ノーベル賞候補の睡眠学者が教える 眠りの新常識と科学的快眠術

柳沢正史(筑波大学国際統合睡眠医科学研究機構長・教授)

三つの明確な睡眠不足の兆候

――自分の睡眠が不足しているかどうかは、どのあたりで判断できるのでしょうか。


 一番は、昼間に眠気を感じるかどうかですね。午後早い時間帯にちょっと眠くなるくらいでしたら、生理的にあり得るのですが、一度寝てしまいたいレベルの耐えがたい眠気に襲われるのでしたら、睡眠不足が強く疑われます。もちろん睡眠時無呼吸症候群のような、睡眠の質が極端に悪くなる疾患を持っている可能性もあるのですが、まずは睡眠不足を疑うべきですね。

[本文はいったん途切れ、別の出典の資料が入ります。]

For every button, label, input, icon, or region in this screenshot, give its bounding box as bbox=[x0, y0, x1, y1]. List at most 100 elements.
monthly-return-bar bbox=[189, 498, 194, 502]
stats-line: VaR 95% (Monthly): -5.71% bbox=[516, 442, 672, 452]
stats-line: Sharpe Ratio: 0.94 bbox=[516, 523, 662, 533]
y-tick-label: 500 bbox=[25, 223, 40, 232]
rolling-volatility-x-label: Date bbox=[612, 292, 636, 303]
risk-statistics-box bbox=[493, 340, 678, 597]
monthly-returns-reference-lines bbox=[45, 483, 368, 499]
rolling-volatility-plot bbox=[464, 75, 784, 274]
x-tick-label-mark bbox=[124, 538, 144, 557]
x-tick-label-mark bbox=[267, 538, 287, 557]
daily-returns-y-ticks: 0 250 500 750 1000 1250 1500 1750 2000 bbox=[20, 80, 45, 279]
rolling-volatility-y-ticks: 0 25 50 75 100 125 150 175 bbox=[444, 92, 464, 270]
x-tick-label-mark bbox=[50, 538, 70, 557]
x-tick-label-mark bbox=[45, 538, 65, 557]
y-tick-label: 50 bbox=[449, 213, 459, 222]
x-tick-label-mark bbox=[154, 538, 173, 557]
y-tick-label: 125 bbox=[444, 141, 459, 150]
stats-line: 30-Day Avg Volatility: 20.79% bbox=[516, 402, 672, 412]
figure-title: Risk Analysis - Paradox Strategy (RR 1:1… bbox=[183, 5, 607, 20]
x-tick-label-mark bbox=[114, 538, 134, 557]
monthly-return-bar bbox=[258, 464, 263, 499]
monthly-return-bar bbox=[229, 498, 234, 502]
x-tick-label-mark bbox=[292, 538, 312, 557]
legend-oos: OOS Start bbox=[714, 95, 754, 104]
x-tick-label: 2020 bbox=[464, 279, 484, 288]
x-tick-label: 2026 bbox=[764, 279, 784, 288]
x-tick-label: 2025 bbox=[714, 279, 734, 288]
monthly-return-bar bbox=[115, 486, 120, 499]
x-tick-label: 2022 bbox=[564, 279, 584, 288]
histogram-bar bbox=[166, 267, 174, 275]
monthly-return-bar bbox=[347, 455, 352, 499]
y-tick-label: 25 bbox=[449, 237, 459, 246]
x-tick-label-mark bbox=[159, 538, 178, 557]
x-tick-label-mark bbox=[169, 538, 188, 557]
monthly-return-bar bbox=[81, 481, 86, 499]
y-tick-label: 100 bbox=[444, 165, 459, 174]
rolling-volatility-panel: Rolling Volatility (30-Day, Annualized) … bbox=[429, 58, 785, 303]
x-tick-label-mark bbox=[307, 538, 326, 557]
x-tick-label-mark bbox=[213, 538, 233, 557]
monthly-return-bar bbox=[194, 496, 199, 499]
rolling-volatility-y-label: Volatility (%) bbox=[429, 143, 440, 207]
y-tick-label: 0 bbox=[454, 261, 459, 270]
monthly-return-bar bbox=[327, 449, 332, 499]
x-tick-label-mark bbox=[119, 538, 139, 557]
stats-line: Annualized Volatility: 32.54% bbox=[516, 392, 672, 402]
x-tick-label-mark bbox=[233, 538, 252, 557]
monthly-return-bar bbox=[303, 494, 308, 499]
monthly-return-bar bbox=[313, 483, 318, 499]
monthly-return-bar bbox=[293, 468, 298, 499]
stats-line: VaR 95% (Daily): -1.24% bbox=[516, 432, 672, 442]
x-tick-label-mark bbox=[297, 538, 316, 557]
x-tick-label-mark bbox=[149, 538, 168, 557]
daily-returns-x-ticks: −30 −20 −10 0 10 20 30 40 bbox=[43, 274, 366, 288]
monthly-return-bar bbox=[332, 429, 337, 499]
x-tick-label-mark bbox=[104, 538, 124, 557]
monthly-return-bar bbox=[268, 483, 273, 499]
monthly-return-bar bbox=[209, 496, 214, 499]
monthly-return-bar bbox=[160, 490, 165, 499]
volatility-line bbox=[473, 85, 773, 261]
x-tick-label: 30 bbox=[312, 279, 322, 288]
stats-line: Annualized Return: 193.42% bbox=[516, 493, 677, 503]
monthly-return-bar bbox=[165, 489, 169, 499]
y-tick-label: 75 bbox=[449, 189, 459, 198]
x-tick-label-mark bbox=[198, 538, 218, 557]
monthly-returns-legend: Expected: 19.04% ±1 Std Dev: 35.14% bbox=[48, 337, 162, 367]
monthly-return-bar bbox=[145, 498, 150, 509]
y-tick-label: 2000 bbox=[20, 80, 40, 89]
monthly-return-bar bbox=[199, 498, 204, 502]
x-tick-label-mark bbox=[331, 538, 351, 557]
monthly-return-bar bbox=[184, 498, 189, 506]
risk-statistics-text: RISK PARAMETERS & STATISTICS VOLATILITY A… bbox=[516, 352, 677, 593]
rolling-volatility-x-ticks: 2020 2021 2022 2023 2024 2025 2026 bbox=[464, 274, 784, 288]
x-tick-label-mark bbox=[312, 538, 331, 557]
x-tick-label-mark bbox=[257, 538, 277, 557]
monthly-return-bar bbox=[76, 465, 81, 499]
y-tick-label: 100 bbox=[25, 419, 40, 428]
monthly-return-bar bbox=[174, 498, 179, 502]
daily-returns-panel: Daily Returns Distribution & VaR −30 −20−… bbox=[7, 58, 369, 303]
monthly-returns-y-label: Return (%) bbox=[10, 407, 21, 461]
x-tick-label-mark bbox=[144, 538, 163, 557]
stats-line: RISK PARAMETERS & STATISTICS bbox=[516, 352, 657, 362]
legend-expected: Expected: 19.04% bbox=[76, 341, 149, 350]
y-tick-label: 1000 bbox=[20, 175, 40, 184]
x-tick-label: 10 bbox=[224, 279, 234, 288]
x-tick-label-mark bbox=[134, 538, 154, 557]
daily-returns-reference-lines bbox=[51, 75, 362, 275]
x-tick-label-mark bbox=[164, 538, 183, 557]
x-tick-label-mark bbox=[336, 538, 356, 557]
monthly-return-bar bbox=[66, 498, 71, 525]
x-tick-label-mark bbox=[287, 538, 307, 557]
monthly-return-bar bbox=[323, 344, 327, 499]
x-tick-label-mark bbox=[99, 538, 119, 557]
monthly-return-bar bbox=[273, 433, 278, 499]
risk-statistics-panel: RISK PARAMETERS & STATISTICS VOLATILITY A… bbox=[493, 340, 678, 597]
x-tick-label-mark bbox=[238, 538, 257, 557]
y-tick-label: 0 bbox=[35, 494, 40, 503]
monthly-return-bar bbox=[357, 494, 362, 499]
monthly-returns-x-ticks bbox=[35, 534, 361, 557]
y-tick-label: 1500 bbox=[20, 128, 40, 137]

 それから、いつでもどこでもすぐに寝付けるという人。昼間に眠ろうとして、8分以下で眠りに落ちることができる人は、基本的に睡眠が不足していると思ってください。

 あとは休日の睡眠時間ですね。朝起きる必要がない日に、平日よりも2時間以上長く眠っている人。平日と休日の睡眠時間の差が2時間以上あるのは、明らかに寝不足の兆候です。よく言われるのは、その3点ですね。

 ただ問題は、睡眠が足りていないことを示すこれらのシグナルが出ていても、特に気にしない人が日本人には多いということです。